A Stranger City is published by Virago in hardback on  2nd May 2019 .  Many thanks to the publishers and Netgalley for the advance review copy.

The Dark Circle – Linda Grant (Virago 2016)

lindagrant

 

Former Orange Prize for Fiction Prizewinner (2000) Linda Grant’s seventh novel is set largely in a TB sanatorium in post-war Britain.  East End Jewish twins Lenny and Miriam find themselves having to put their lives on hold when his national service medical leads to them both being diagnosed with the disease.  The embryonic NHS gives them the opportunity to recuperate in the country in a former private hospital in Kent.

This is the tale of those who found themselves in the Gwendolyn Downie Hospital.  It is a tale of torturous treatments, sleeping outside for maximum fresh air, complete bed rest, punctured lungs and the other limited methods of providing relief.  There are rumours of a wonder drug, streptomycin, which the patients believe will bring an immediate cure.  It’s very much Britain on the threshold of the modern age and everyone anticipates change.

Grant’s strength is in characterisation.  She brings together a group of characters of different ages, gender and class backgrounds which would have, until this point in history with the NHS’s influence, rarely spent much time together.  The sense of camaraderie between those who have nothing to do but get better comes across well.

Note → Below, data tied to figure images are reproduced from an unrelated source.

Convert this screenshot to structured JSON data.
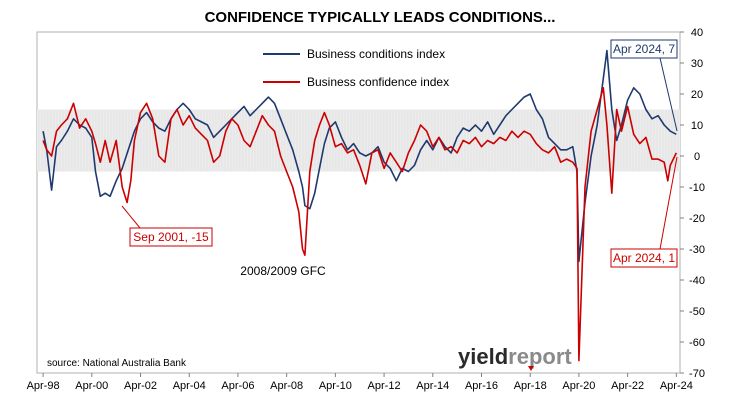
{
  "chart_data": {
    "type": "line",
    "title": "CONFIDENCE TYPICALLY LEADS CONDITIONS...",
    "xlabel": "",
    "ylabel": "",
    "x_ticks": [
      "Apr-98",
      "Apr-00",
      "Apr-02",
      "Apr-04",
      "Apr-06",
      "Apr-08",
      "Apr-10",
      "Apr-12",
      "Apr-14",
      "Apr-16",
      "Apr-18",
      "Apr-20",
      "Apr-22",
      "Apr-24"
    ],
    "y_ticks": [
      "40",
      "30",
      "20",
      "10",
      "0",
      "-10",
      "-20",
      "-30",
      "-40",
      "-50",
      "-60",
      "-70"
    ],
    "ylim": [
      -70,
      40
    ],
    "grid": "off",
    "legend_position": "top-center",
    "colors": {
      "conditions": "#1f3a6e",
      "confidence": "#cc0000",
      "band": "#d9d9d9"
    },
    "shaded_band": [
      -5,
      15
    ],
    "series": [
      {
        "name": "Business conditions index",
        "points": [
          [
            1998.25,
            8
          ],
          [
            1998.4,
            2
          ],
          [
            1998.6,
            -11
          ],
          [
            1998.8,
            3
          ],
          [
            1999.0,
            5
          ],
          [
            1999.25,
            8
          ],
          [
            1999.5,
            12
          ],
          [
            1999.75,
            10
          ],
          [
            2000.0,
            9
          ],
          [
            2000.25,
            6
          ],
          [
            2000.4,
            -5
          ],
          [
            2000.6,
            -13
          ],
          [
            2000.8,
            -12
          ],
          [
            2001.0,
            -13
          ],
          [
            2001.25,
            -8
          ],
          [
            2001.5,
            -4
          ],
          [
            2001.75,
            2
          ],
          [
            2002.0,
            8
          ],
          [
            2002.25,
            12
          ],
          [
            2002.5,
            14
          ],
          [
            2002.75,
            11
          ],
          [
            2003.0,
            9
          ],
          [
            2003.25,
            8
          ],
          [
            2003.5,
            12
          ],
          [
            2003.75,
            15
          ],
          [
            2004.0,
            17
          ],
          [
            2004.25,
            15
          ],
          [
            2004.5,
            12
          ],
          [
            2004.75,
            11
          ],
          [
            2005.0,
            10
          ],
          [
            2005.25,
            6
          ],
          [
            2005.5,
            8
          ],
          [
            2005.75,
            10
          ],
          [
            2006.0,
            12
          ],
          [
            2006.25,
            14
          ],
          [
            2006.5,
            16
          ],
          [
            2006.75,
            13
          ],
          [
            2007.0,
            15
          ],
          [
            2007.25,
            17
          ],
          [
            2007.5,
            19
          ],
          [
            2007.75,
            17
          ],
          [
            2008.0,
            12
          ],
          [
            2008.25,
            7
          ],
          [
            2008.5,
            2
          ],
          [
            2008.75,
            -5
          ],
          [
            2008.9,
            -10
          ],
          [
            2009.0,
            -16
          ],
          [
            2009.2,
            -17
          ],
          [
            2009.4,
            -12
          ],
          [
            2009.6,
            -4
          ],
          [
            2009.8,
            4
          ],
          [
            2010.0,
            9
          ],
          [
            2010.25,
            11
          ],
          [
            2010.5,
            6
          ],
          [
            2010.75,
            2
          ],
          [
            2011.0,
            4
          ],
          [
            2011.25,
            1
          ],
          [
            2011.5,
            0
          ],
          [
            2011.75,
            1
          ],
          [
            2012.0,
            3
          ],
          [
            2012.25,
            -2
          ],
          [
            2012.5,
            -4
          ],
          [
            2012.75,
            -8
          ],
          [
            2013.0,
            -4
          ],
          [
            2013.25,
            -5
          ],
          [
            2013.5,
            -3
          ],
          [
            2013.75,
            2
          ],
          [
            2014.0,
            5
          ],
          [
            2014.25,
            2
          ],
          [
            2014.5,
            6
          ],
          [
            2014.75,
            3
          ],
          [
            2015.0,
            1
          ],
          [
            2015.25,
            6
          ],
          [
            2015.5,
            9
          ],
          [
            2015.75,
            8
          ],
          [
            2016.0,
            10
          ],
          [
            2016.25,
            8
          ],
          [
            2016.5,
            11
          ],
          [
            2016.75,
            7
          ],
          [
            2017.0,
            10
          ],
          [
            2017.25,
            13
          ],
          [
            2017.5,
            15
          ],
          [
            2017.75,
            17
          ],
          [
            2018.0,
            19
          ],
          [
            2018.25,
            20
          ],
          [
            2018.5,
            15
          ],
          [
            2018.75,
            12
          ],
          [
            2019.0,
            6
          ],
          [
            2019.25,
            4
          ],
          [
            2019.5,
            2
          ],
          [
            2019.75,
            2
          ],
          [
            2020.0,
            3
          ],
          [
            2020.17,
            -5
          ],
          [
            2020.25,
            -34
          ],
          [
            2020.5,
            -15
          ],
          [
            2020.75,
            0
          ],
          [
            2021.0,
            10
          ],
          [
            2021.25,
            25
          ],
          [
            2021.4,
            34
          ],
          [
            2021.6,
            15
          ],
          [
            2021.8,
            5
          ],
          [
            2022.0,
            10
          ],
          [
            2022.25,
            18
          ],
          [
            2022.5,
            22
          ],
          [
            2022.75,
            20
          ],
          [
            2023.0,
            15
          ],
          [
            2023.25,
            12
          ],
          [
            2023.5,
            13
          ],
          [
            2023.75,
            10
          ],
          [
            2024.0,
            8
          ],
          [
            2024.25,
            7
          ]
        ]
      },
      {
        "name": "Business confidence index",
        "points": [
          [
            1998.25,
            5
          ],
          [
            1998.4,
            2
          ],
          [
            1998.6,
            0
          ],
          [
            1998.8,
            8
          ],
          [
            1999.0,
            10
          ],
          [
            1999.25,
            12
          ],
          [
            1999.5,
            17
          ],
          [
            1999.75,
            9
          ],
          [
            2000.0,
            12
          ],
          [
            2000.25,
            8
          ],
          [
            2000.4,
            4
          ],
          [
            2000.6,
            -2
          ],
          [
            2000.8,
            5
          ],
          [
            2001.0,
            -2
          ],
          [
            2001.25,
            5
          ],
          [
            2001.5,
            -10
          ],
          [
            2001.7,
            -15
          ],
          [
            2001.85,
            -8
          ],
          [
            2002.0,
            5
          ],
          [
            2002.25,
            14
          ],
          [
            2002.5,
            17
          ],
          [
            2002.75,
            12
          ],
          [
            2003.0,
            0
          ],
          [
            2003.25,
            -2
          ],
          [
            2003.5,
            12
          ],
          [
            2003.75,
            15
          ],
          [
            2004.0,
            10
          ],
          [
            2004.25,
            13
          ],
          [
            2004.5,
            9
          ],
          [
            2004.75,
            7
          ],
          [
            2005.0,
            5
          ],
          [
            2005.25,
            -2
          ],
          [
            2005.5,
            0
          ],
          [
            2005.75,
            8
          ],
          [
            2006.0,
            12
          ],
          [
            2006.25,
            10
          ],
          [
            2006.5,
            5
          ],
          [
            2006.75,
            3
          ],
          [
            2007.0,
            8
          ],
          [
            2007.25,
            13
          ],
          [
            2007.5,
            10
          ],
          [
            2007.75,
            8
          ],
          [
            2008.0,
            0
          ],
          [
            2008.25,
            -5
          ],
          [
            2008.5,
            -10
          ],
          [
            2008.75,
            -18
          ],
          [
            2008.9,
            -30
          ],
          [
            2009.0,
            -32
          ],
          [
            2009.2,
            -5
          ],
          [
            2009.4,
            5
          ],
          [
            2009.6,
            10
          ],
          [
            2009.8,
            14
          ],
          [
            2010.0,
            10
          ],
          [
            2010.25,
            3
          ],
          [
            2010.5,
            4
          ],
          [
            2010.75,
            1
          ],
          [
            2011.0,
            2
          ],
          [
            2011.25,
            -3
          ],
          [
            2011.5,
            -9
          ],
          [
            2011.75,
            1
          ],
          [
            2012.0,
            2
          ],
          [
            2012.25,
            -4
          ],
          [
            2012.5,
            1
          ],
          [
            2012.75,
            -2
          ],
          [
            2013.0,
            -5
          ],
          [
            2013.25,
            1
          ],
          [
            2013.5,
            5
          ],
          [
            2013.75,
            10
          ],
          [
            2014.0,
            8
          ],
          [
            2014.25,
            3
          ],
          [
            2014.5,
            6
          ],
          [
            2014.75,
            2
          ],
          [
            2015.0,
            3
          ],
          [
            2015.25,
            1
          ],
          [
            2015.5,
            5
          ],
          [
            2015.75,
            4
          ],
          [
            2016.0,
            6
          ],
          [
            2016.25,
            3
          ],
          [
            2016.5,
            5
          ],
          [
            2016.75,
            4
          ],
          [
            2017.0,
            6
          ],
          [
            2017.25,
            5
          ],
          [
            2017.5,
            8
          ],
          [
            2017.75,
            6
          ],
          [
            2018.0,
            8
          ],
          [
            2018.25,
            7
          ],
          [
            2018.5,
            4
          ],
          [
            2018.75,
            2
          ],
          [
            2019.0,
            1
          ],
          [
            2019.25,
            3
          ],
          [
            2019.5,
            -2
          ],
          [
            2019.75,
            -1
          ],
          [
            2020.0,
            -2
          ],
          [
            2020.17,
            -4
          ],
          [
            2020.25,
            -66
          ],
          [
            2020.5,
            -10
          ],
          [
            2020.75,
            8
          ],
          [
            2021.0,
            15
          ],
          [
            2021.25,
            22
          ],
          [
            2021.4,
            10
          ],
          [
            2021.6,
            -12
          ],
          [
            2021.8,
            15
          ],
          [
            2022.0,
            8
          ],
          [
            2022.25,
            16
          ],
          [
            2022.5,
            7
          ],
          [
            2022.75,
            4
          ],
          [
            2023.0,
            6
          ],
          [
            2023.25,
            -1
          ],
          [
            2023.5,
            -1
          ],
          [
            2023.75,
            -2
          ],
          [
            2023.9,
            -8
          ],
          [
            2024.0,
            -3
          ],
          [
            2024.25,
            1
          ]
        ]
      }
    ],
    "annotations": {
      "sep_2001": "Sep 2001, -15",
      "gfc": "2008/2009 GFC",
      "apr_2024_conditions": "Apr 2024, 7",
      "apr_2024_confidence": "Apr 2024, 1"
    },
    "source": "source: National Australia Bank",
    "logo": {
      "part1": "yield",
      "part2": "report"
    }
  }
}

With the slightly larger than life Lenny and Miriam at the centre there’s actually a lot of fun for the reader despite the grimness of the subject.  True, there is the disbelief and outrage at some of the treatments which seem barbaric nowadays but there’s hope as the narrator lets us know what is coming in the form of effective antibiotics and the BCG injection.

Taking the main characters beyond the confines of the hospital in the second section did not work so well for me but overall I was very impressed with this book and its depiction of a time, although not that long ago, feels very much like a distant age because of medical progress.

fourstars

The Dark Circle is published by Virago on November 3rd.  Many thanks to the publishers and Netgalley for my advance review copy.